Mrs. Awdry determined found a distant cousin who was a small publisher by the name of Edmund Ward. Edmund was very interested in the Reverend’s stories. So much so that Rev. Awdry had to submit his writings as they were – on little scraps of paper. Edmund loved the stories and in 1945 the first of the Railway Series of books began – “The Three Railway Engines.”
This was a book that was designed small enough to fit in children’s hands, and it consisted of three stories, “Edward’s Day Out, Edward and Gordon, and The Sad Story of Henry.” The infamous Thomas the Tank Engine did not appear until the second book was published a year later in 1946 and more books followed at yearly intervals. The illustrator for the first dozen or so books was C. Reginald Dalby, who established the basic appearance of each locomotive character from the Rev. Awdry’s sketches and by looking at real steam engines in use in Britain at that time. Thus an obscure 0-6-0T Class E2 shunting engine built in the Victorian era for the London, Brighton and South Coast Railway became the model for Thomas, now known to millions of children worldwide. Gordon can be seen to be based on a Gresley A3 Pacific from the London and North Eastern Railway; Flying Scotsman being the most famous real locomotive of this class.
As the yeas went by and the stories began to develop, the location and other features of fictional railway systems emerged. Many stories were based on actual happenings on British Railways and its predecessors. A railway locomotive did disappear down a mine shaft on the Furness Railway and get spun on a turntable by the wind: Midland Railway. More than one of the Reverend Awdry’s clerical colleagues were just as fascinated as he with steam powered machinery.
The Rev.
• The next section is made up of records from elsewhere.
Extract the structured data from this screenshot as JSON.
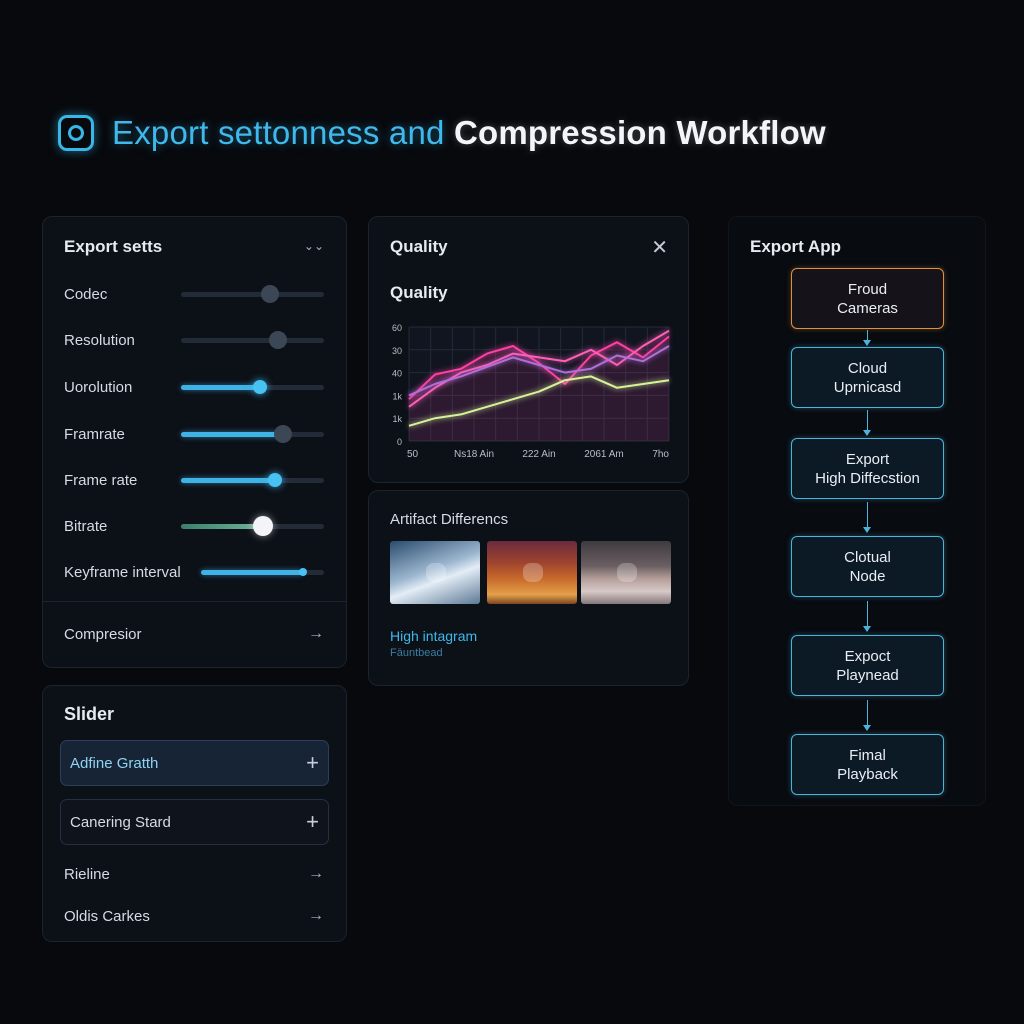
{
  "header": {
    "title_part1": "Export settonness and",
    "title_part2": "Compression Workflow"
  },
  "settings": {
    "title": "Export setts",
    "rows": [
      {
        "label": "Codec",
        "value": 0.62
      },
      {
        "label": "Resolution",
        "value": 0.68
      },
      {
        "label": "Uorolution",
        "value": 0.55
      },
      {
        "label": "Framrate",
        "value": 0.71
      },
      {
        "label": "Frame rate",
        "value": 0.66
      },
      {
        "label": "Bitrate",
        "value": 0.57
      },
      {
        "label": "Keyframe interval",
        "value": 0.83
      }
    ],
    "compression_label": "Compresior"
  },
  "slider_panel": {
    "title": "Slider",
    "buttons": [
      {
        "label": "Adfine Gratth"
      },
      {
        "label": "Canering Stard"
      }
    ],
    "links": [
      {
        "label": "Rieline"
      },
      {
        "label": "Oldis Carkes"
      }
    ]
  },
  "quality": {
    "header": "Quality",
    "subtitle": "Quality"
  },
  "chart_data": {
    "type": "line",
    "yticks": [
      "60",
      "30",
      "40",
      "1k",
      "1k",
      "0"
    ],
    "xticks": [
      "50",
      "Ns18 Ain",
      "222 Ain",
      "2061 Am",
      "7ho"
    ],
    "ylim": [
      0,
      60
    ],
    "series": [
      {
        "color": "#ff3fa4",
        "values": [
          22,
          35,
          38,
          46,
          50,
          41,
          30,
          45,
          52,
          44,
          55
        ]
      },
      {
        "color": "#ff5fb8",
        "values": [
          18,
          28,
          36,
          40,
          46,
          44,
          42,
          48,
          40,
          50,
          58
        ]
      },
      {
        "color": "#b06fd8",
        "values": [
          24,
          30,
          34,
          39,
          44,
          40,
          36,
          38,
          45,
          42,
          50
        ]
      },
      {
        "color": "#d7f39a",
        "values": [
          8,
          12,
          14,
          18,
          22,
          26,
          32,
          34,
          28,
          30,
          32
        ]
      }
    ]
  },
  "artifact": {
    "title": "Artifact Differencs",
    "link": "High intagram",
    "sub": "Fāuntbead"
  },
  "workflow": {
    "title": "Export App",
    "nodes": [
      {
        "line1": "Froud",
        "line2": "Cameras"
      },
      {
        "line1": "Cloud",
        "line2": "Uprnicasd"
      },
      {
        "line1": "Export",
        "line2": "High Diffecstion"
      },
      {
        "line1": "Clotual",
        "line2": "Node"
      },
      {
        "line1": "Expoct",
        "line2": "Playnead"
      },
      {
        "line1": "Fimal",
        "line2": "Playback"
      }
    ]
  },
  "colors": {
    "accent": "#3fb8ec",
    "background": "#07090d",
    "panel": "#0c1017",
    "flow_border": "#4cb4db",
    "flow_start_border": "#e0913a"
  }
}
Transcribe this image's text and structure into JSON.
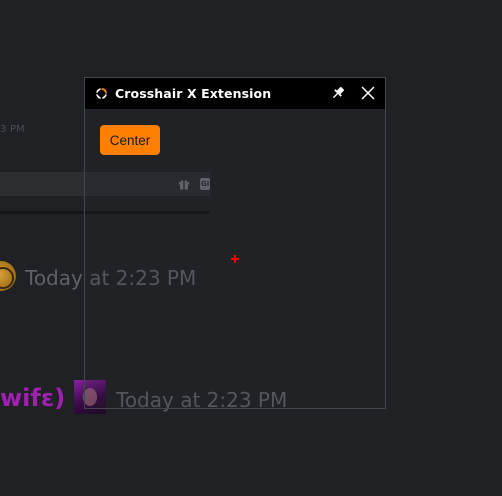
{
  "background": {
    "small_timestamp": "3 PM",
    "messages": [
      {
        "timestamp": "Today at 2:23 PM"
      },
      {
        "username": "wifɛ)",
        "timestamp": "Today at 2:23 PM"
      }
    ],
    "composer": {
      "gift_icon": "gift-icon",
      "gif_label": "GIF"
    }
  },
  "extension": {
    "title": "Crosshair X Extension",
    "center_button_label": "Center",
    "pin_icon": "pin-icon",
    "close_icon": "close-icon",
    "accent_color": "#ff7f00",
    "crosshair_color": "#ff0000"
  }
}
Terry Boston was a well-known collector of steamrollers and became the inspiration for the vicar who saves Trevor the Traction Engine from the scrap heap. More locomotive characters appeared, learning to deal with the troublesome trucks and to become “really useful engines” as they pulled their trains over the railway system presided over by the stern but kindly Fat Controller. Sir Topham Hatt. The now famous engines all went to London and the Queen came to visit the railway. By the time British Railways retired its last steam locomotive, the Rev. Awdry had firmly established the Island of Sodor as the location of his railway, happily unaffected by the modernization of the mainland.
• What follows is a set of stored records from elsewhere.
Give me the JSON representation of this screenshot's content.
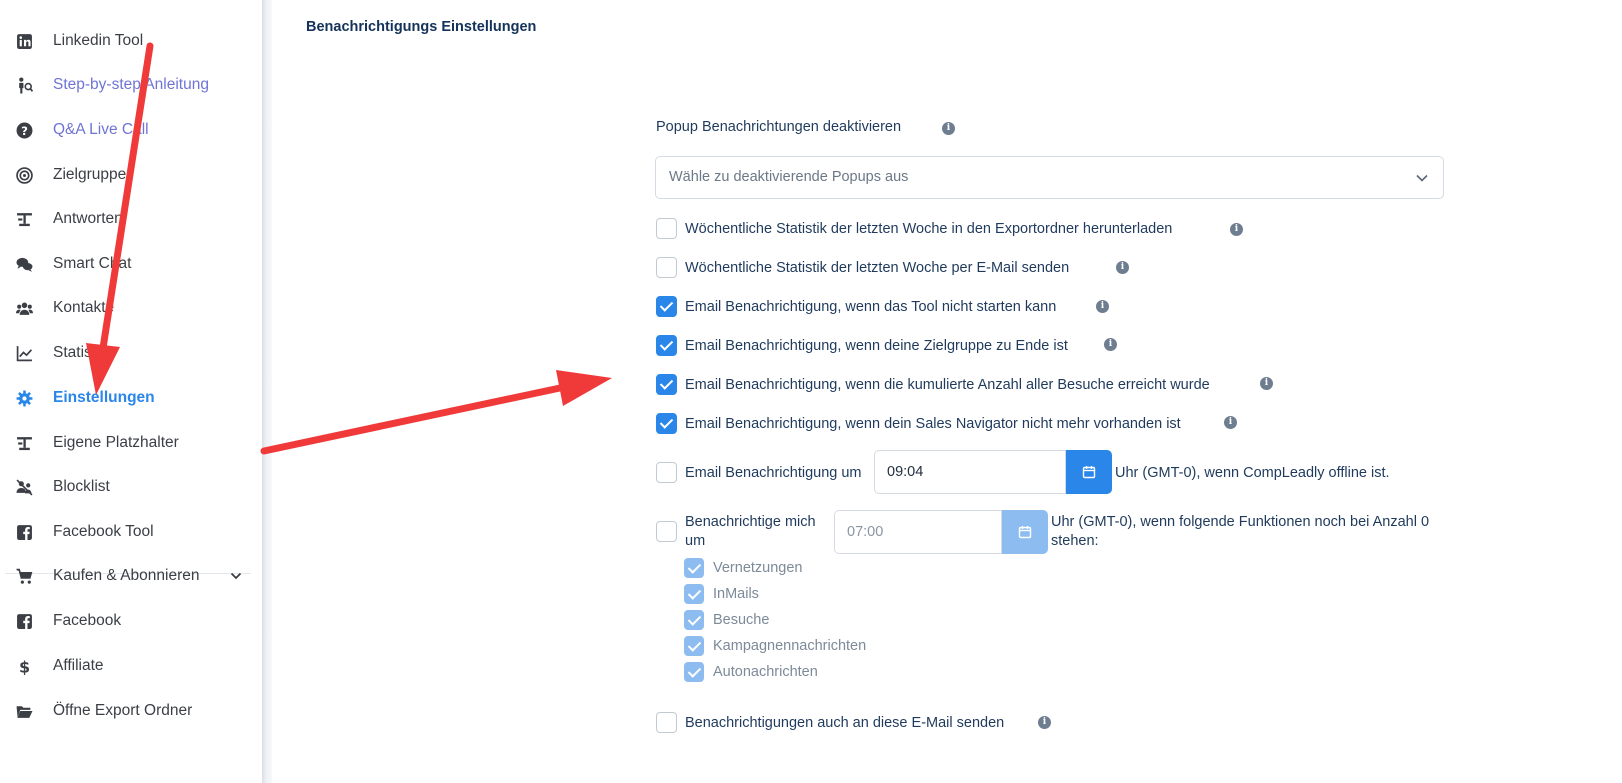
{
  "sidebar": {
    "items": [
      {
        "label": "Linkedin Tool",
        "icon": "linkedin-icon"
      },
      {
        "label": "Step-by-step Anleitung",
        "icon": "person-guide-icon"
      },
      {
        "label": "Q&A Live Call",
        "icon": "question-circle-icon"
      },
      {
        "label": "Zielgruppe",
        "icon": "target-icon"
      },
      {
        "label": "Antworten",
        "icon": "reply-icon"
      },
      {
        "label": "Smart Chat",
        "icon": "chat-icon"
      },
      {
        "label": "Kontakte",
        "icon": "users-icon"
      },
      {
        "label": "Statistik",
        "icon": "chart-line-icon"
      },
      {
        "label": "Einstellungen",
        "icon": "gear-icon"
      },
      {
        "label": "Eigene Platzhalter",
        "icon": "placeholder-icon"
      },
      {
        "label": "Blocklist",
        "icon": "block-users-icon"
      },
      {
        "label": "Facebook Tool",
        "icon": "facebook-icon"
      },
      {
        "label": "Kaufen & Abonnieren",
        "icon": "cart-icon"
      },
      {
        "label": "Facebook",
        "icon": "facebook-icon"
      },
      {
        "label": "Affiliate",
        "icon": "dollar-icon"
      },
      {
        "label": "Öffne Export Ordner",
        "icon": "folder-open-icon"
      }
    ]
  },
  "main": {
    "title": "Benachrichtigungs Einstellungen",
    "popup_label": "Popup Benachrichtungen deaktivieren",
    "popup_select_placeholder": "Wähle zu deaktivierende Popups aus",
    "options": [
      {
        "label": "Wöchentliche Statistik der letzten Woche in den Exportordner herunterladen",
        "checked": false
      },
      {
        "label": "Wöchentliche Statistik der letzten Woche per E-Mail senden",
        "checked": false
      },
      {
        "label": "Email Benachrichtigung, wenn das Tool nicht starten kann",
        "checked": true
      },
      {
        "label": "Email Benachrichtigung, wenn deine Zielgruppe zu Ende ist",
        "checked": true
      },
      {
        "label": "Email Benachrichtigung, wenn die kumulierte Anzahl aller Besuche erreicht wurde",
        "checked": true
      },
      {
        "label": "Email Benachrichtigung, wenn dein Sales Navigator nicht mehr vorhanden ist",
        "checked": true
      }
    ],
    "offline": {
      "label": "Email Benachrichtigung um",
      "time": "09:04",
      "suffix": "Uhr (GMT-0), wenn CompLeadly offline ist.",
      "checked": false
    },
    "notify": {
      "label_line1": "Benachrichtige mich",
      "label_line2": "um",
      "time": "07:00",
      "suffix_line1": "Uhr (GMT-0), wenn folgende Funktionen noch bei Anzahl 0",
      "suffix_line2": "stehen:",
      "checked": false,
      "functions": [
        "Vernetzungen",
        "InMails",
        "Besuche",
        "Kampagnennachrichten",
        "Autonachrichten"
      ]
    },
    "extra_email": {
      "label": "Benachrichtigungen auch an diese E-Mail senden",
      "checked": false
    }
  },
  "colors": {
    "accent": "#2a86e8",
    "arrow": "#f03a3a",
    "link": "#6f74d4",
    "title": "#14325a"
  }
}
After twenty six books, the Rev. Awdry decided to lay his pen down. His pen didn’t even get a chance to get cold before his son Christopher picked it up. It was Christopher is currently writing stories for his son. Ten more books have been released under Christopher’s name. Who knows – one day in the near future Christopher’s son may continue on the Thomas The Train legacy.
The Rev. Awdry built a model of Thomas’s branch line in 1960 and displayed it at various model railway shows throughout England. In 1984 Thomas The Train and his friends were introduced to a whole new generation of children, when the first television series was produced. Gauge 1 models based on Marklin mechanisms were used in the making of the T.V. shows in a studio not far from Clapham Junction, Britain’s busiest railway station. In response to the rekindled interest in Thomas, a British Model Railway Manufacturer, Hornby Railways, introduced a number of 00 gauge models of the locomotives in the Railway Series.
Thomas The Train And His Friends is currently distributed in 150 countries worldwide. I would say that it is a pretty safe bet to say that Thomas and his friends are a huge hit. It appears that the parents love the adorable little trains as much as the children do. I know I do.